Te perdono y me perdono a mi

Hay una calle, 5 cuadras enteras que me recuerdan a vos, que me trasladan al pasado y hacen como si no hubiera cambiado nada. Te quedaste tantas cosas… olores, lugares, letras, números, sonidos, canciones y hasta algunas palabras. Quédatelas, no me las devuelvas; son la prueba de todo lo que fuiste para mí, y perdón, me corrijo, son la prueba de todo lo que sos para mí, por qué no me dolería tanto si no te siguiera amando. No a vos, no pienses ni un segundo que es a vos y no sé realmente como explicar, que la persona que ame tanto no existe más, que se escapó de tu cuerpo al que tanto daño le estás haciendo, la dejaste ir. Solo quedo su risa, el sonido que me tortura en mis recuerdos y que a veces, me despierta a la noche.

No es toda culpa tuya, quizá me di cuenta demasiado tarde o quizá me asuste. Alguien más me hizo dar cuenta que las cosas no estaban bien, pero no lo culpes, la culpable soy yo por no verlo antes. No me quedo más remedio, mi cuerpo y corazón desesperados corrieron al lugar más seguro que encontraron y ese lugar ya no era a tu lado.

Hay algo a lo que llamó sintonía, otros lo llaman etapas, lo cual no estoy de acuerdo por qué no creo que todos pasemos por las mismas, en fin, creo que estábamos en sintonías diferentes desde hace tiempo y ninguno de los dos lo quiso ver, o quizá era yo la que había cambiado de canal, quién sabe.

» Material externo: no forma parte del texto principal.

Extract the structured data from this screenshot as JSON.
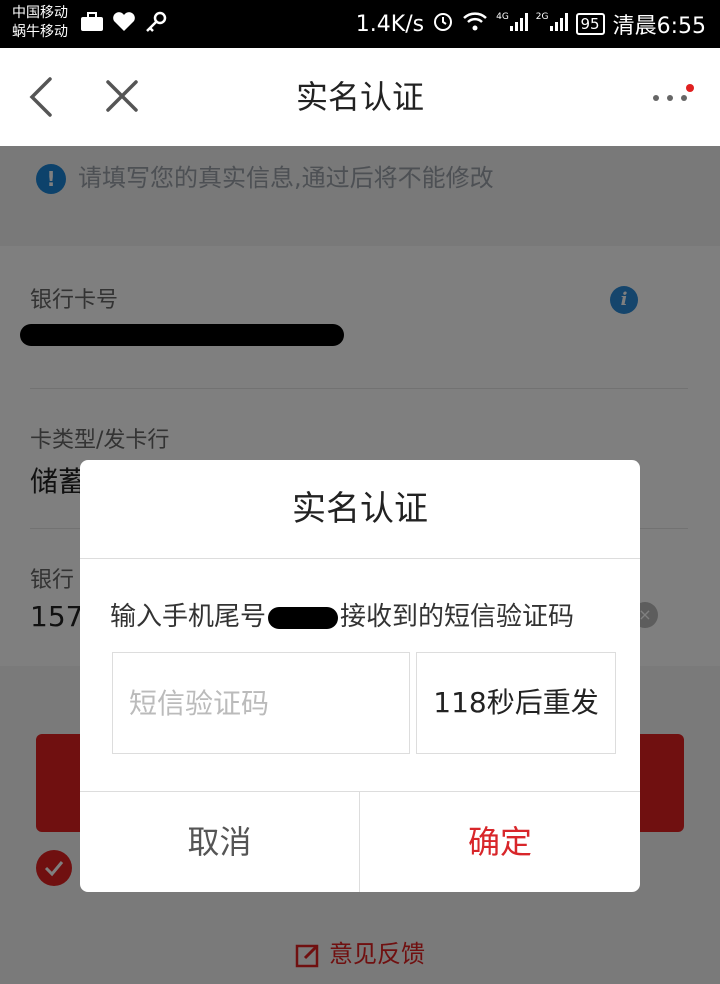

Probablemente no te interese, pero soy feliz la mayoría del tiempo y cuando no me meto en esas 5 cuadras que traen tu recuerdo, me corrijo, que traen el recuerdo de la persona que solías ser. Gracias… a vos que se que seguis ahí en el fondo y a vos que estás ocupando ahora su lugar, por qué me abriste los ojos y me dejaste elegir.

Ahora te dejo ir, te perdono y me perdonó a mi.